Mam satelitarne połączenie z Internetem (ponieważ nie mam innego wyboru, dlatego :-), który ma limit 200 MB dziennie (to nie jest literówka).
Jak możesz sobie wyobrazić, możemy bardzo łatwo przejść przez ten limit i skończyć poważnie ograniczonym przez następne 24 godziny (zaczynając od przekroczenia limitu, nawet jeśli limit był zaledwie kilka minut od „przewrócenia”).
Próbuję wymyślić sposoby zminimalizowania zużycia.
Moją pierwszą myślą było użycie czegoś takiego jak GlimmerBlocker na iMacu (który jest naszym serwerem multimediów, więc jest już dostępny 24/7) i wskazanie wszystkich innych urządzeń, aby używały go jako serwera proxy.

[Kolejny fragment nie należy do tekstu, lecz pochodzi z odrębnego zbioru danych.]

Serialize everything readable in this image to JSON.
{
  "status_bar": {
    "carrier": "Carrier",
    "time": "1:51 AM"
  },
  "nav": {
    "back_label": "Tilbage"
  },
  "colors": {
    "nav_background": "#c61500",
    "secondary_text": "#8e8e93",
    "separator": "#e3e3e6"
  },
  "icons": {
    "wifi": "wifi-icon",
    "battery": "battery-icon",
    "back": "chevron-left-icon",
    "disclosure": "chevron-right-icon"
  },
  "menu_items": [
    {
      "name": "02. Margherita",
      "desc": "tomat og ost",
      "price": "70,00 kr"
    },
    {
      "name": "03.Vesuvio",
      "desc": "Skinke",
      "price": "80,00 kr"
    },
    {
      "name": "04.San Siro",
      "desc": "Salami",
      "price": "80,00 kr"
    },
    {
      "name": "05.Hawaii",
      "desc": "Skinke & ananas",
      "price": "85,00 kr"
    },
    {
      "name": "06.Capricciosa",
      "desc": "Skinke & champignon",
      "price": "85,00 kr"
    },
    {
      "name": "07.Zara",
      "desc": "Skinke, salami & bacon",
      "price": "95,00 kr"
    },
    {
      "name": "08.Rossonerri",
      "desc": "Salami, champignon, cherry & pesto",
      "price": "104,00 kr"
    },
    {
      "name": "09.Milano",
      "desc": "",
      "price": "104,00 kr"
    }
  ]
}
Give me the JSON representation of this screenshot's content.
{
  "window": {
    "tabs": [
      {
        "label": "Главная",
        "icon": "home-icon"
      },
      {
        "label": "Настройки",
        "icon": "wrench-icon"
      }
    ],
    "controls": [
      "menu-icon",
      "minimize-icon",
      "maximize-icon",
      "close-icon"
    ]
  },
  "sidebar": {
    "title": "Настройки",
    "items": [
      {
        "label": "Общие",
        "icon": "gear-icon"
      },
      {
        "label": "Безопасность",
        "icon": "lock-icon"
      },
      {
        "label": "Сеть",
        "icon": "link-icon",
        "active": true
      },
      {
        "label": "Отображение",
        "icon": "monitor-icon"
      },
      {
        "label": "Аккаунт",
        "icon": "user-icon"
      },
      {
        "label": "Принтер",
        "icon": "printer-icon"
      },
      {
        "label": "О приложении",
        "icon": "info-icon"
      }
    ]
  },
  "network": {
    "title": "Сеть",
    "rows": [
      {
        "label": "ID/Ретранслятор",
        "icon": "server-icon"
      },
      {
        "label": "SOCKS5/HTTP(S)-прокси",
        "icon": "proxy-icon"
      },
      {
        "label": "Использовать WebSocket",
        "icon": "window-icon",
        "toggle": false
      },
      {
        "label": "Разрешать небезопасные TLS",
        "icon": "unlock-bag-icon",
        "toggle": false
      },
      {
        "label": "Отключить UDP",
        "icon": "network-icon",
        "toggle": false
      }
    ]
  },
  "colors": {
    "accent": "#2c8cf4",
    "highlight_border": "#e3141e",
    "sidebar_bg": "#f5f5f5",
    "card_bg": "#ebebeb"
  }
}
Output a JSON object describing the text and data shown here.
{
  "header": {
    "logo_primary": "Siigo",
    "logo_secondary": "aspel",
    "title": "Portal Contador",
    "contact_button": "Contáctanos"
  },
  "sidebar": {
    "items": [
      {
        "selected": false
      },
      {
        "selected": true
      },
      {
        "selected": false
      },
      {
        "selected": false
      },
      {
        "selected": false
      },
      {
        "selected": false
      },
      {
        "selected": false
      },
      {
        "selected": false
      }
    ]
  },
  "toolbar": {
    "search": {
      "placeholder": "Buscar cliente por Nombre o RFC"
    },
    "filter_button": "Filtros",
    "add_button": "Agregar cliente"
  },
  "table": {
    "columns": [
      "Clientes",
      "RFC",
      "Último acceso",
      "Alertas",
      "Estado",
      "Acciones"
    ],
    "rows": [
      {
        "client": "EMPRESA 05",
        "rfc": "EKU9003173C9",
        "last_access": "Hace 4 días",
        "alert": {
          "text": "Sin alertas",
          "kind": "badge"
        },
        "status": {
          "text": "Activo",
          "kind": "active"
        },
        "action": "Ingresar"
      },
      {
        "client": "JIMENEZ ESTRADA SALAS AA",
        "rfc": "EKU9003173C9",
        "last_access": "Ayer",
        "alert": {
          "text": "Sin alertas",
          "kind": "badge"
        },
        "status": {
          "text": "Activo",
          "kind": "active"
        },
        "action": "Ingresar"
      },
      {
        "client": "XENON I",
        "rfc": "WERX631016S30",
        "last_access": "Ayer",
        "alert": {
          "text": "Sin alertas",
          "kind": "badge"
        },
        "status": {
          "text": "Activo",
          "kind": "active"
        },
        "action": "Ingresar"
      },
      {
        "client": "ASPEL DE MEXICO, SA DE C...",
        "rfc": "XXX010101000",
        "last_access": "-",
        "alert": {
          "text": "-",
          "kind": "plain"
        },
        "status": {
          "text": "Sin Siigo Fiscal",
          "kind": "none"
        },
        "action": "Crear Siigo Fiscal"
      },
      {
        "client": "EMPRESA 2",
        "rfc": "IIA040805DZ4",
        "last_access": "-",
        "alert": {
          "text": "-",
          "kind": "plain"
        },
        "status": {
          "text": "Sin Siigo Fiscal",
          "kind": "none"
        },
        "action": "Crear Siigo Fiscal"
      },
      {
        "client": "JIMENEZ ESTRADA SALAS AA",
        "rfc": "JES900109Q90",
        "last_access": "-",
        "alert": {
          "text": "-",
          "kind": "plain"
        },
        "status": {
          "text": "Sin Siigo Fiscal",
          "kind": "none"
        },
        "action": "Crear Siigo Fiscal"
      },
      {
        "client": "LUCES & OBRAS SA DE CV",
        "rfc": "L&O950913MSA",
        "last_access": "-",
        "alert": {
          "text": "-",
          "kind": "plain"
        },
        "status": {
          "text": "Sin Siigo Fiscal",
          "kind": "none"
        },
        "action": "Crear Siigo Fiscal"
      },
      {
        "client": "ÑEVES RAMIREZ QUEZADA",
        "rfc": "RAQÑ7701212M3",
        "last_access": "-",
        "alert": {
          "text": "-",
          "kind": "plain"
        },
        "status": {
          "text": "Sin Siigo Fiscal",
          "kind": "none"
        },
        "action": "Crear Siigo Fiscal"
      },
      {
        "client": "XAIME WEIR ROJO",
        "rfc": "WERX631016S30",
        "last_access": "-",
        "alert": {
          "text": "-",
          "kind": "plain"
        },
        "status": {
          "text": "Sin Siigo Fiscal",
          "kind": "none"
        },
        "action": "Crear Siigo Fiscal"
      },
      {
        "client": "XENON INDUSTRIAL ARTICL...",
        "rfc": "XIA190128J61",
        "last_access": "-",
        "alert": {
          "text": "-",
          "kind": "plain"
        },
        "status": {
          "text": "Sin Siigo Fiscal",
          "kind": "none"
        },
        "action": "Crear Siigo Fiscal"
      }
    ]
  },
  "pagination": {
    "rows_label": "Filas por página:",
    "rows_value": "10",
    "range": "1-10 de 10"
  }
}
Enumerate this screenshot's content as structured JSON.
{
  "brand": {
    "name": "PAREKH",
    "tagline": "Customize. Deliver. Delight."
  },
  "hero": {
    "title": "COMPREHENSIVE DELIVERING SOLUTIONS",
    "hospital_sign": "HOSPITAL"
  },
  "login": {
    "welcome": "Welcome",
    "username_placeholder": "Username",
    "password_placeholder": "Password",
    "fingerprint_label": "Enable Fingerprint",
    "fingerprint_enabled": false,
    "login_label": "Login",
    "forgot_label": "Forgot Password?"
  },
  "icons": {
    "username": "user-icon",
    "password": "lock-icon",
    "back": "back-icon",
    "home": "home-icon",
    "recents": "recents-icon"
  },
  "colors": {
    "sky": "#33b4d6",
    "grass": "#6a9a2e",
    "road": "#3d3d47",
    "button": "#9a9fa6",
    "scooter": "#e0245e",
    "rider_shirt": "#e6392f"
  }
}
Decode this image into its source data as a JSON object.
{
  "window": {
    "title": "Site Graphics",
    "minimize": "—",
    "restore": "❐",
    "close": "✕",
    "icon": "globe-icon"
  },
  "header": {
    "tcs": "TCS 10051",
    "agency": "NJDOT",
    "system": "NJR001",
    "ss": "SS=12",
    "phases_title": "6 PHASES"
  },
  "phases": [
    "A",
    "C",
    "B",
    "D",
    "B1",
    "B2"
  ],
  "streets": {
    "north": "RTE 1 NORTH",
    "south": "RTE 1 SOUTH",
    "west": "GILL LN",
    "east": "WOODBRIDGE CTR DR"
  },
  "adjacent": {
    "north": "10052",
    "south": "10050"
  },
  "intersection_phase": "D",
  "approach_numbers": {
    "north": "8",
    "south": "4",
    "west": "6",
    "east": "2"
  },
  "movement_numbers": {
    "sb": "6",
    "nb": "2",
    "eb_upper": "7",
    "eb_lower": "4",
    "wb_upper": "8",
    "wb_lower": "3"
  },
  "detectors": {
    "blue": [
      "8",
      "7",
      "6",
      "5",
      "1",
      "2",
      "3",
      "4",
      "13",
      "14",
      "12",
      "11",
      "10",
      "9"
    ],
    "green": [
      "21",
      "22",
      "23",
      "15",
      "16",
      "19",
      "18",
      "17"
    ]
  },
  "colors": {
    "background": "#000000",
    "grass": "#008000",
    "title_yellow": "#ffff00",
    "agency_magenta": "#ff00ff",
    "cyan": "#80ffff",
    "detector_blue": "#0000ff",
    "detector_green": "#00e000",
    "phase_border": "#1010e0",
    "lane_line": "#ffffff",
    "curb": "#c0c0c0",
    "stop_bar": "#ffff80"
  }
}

Ale szukam też innych pomysłów. Nie znam wielu aplikacji, które mogłyby się do tego przydać.
Szczegóły techniczne sieci i urządzeń
Nasze gospodarstwo domowe ma 3 komputery Mac (iMac, MacBook Air, MacBook) i 3 urządzenia z systemem iOS (iPad 2, iPhone 3GS, iPod Touch [obecny gen]).
Wszystkie urządzenia oprócz iMaca łączą się z siecią przez Wi-Fi.
(Brak zasięgu 3G, więc iPhone lub iPad musi korzystać z sieci Wi-Fi).
Sieć obsługiwana jest przez AirPort Extreme 802.11n (3. generacji), który działa w „trybie pomostowym” podłączonym do modemu satelitarnego (ponieważ modem musi być routerem i serwerem DHCP, a ja w ogóle nie mam dostępu do tych elementów sterujących).
Jakie są moje opcje?
Już „wyszkoliłem” siebie i członków mojej rodziny, aby unikać pobierania plików audio lub wideo, ale nawet przy prostym surfowaniu po Internecie łatwo jest przekroczyć 200 MB dziennie. Lokalny serwer proxy / filtr, taki jak GlimmerBlocker, może blokować reklamy i inne crufty, których nie możemy sobie pozwolić na pobranie, ale to wszystko, co mogę wymyślić.
Większość dostępnych tam aplikacji do monitorowania pasma nie pomoże, ponieważ nie rozróżniają między ruchem lokalnym (LAN) a ruchem internetowym.
Czy ktoś może pomyśleć o innych rozwiązaniach, które pomogą zminimalizować ból związany z tym codziennym przydziałem?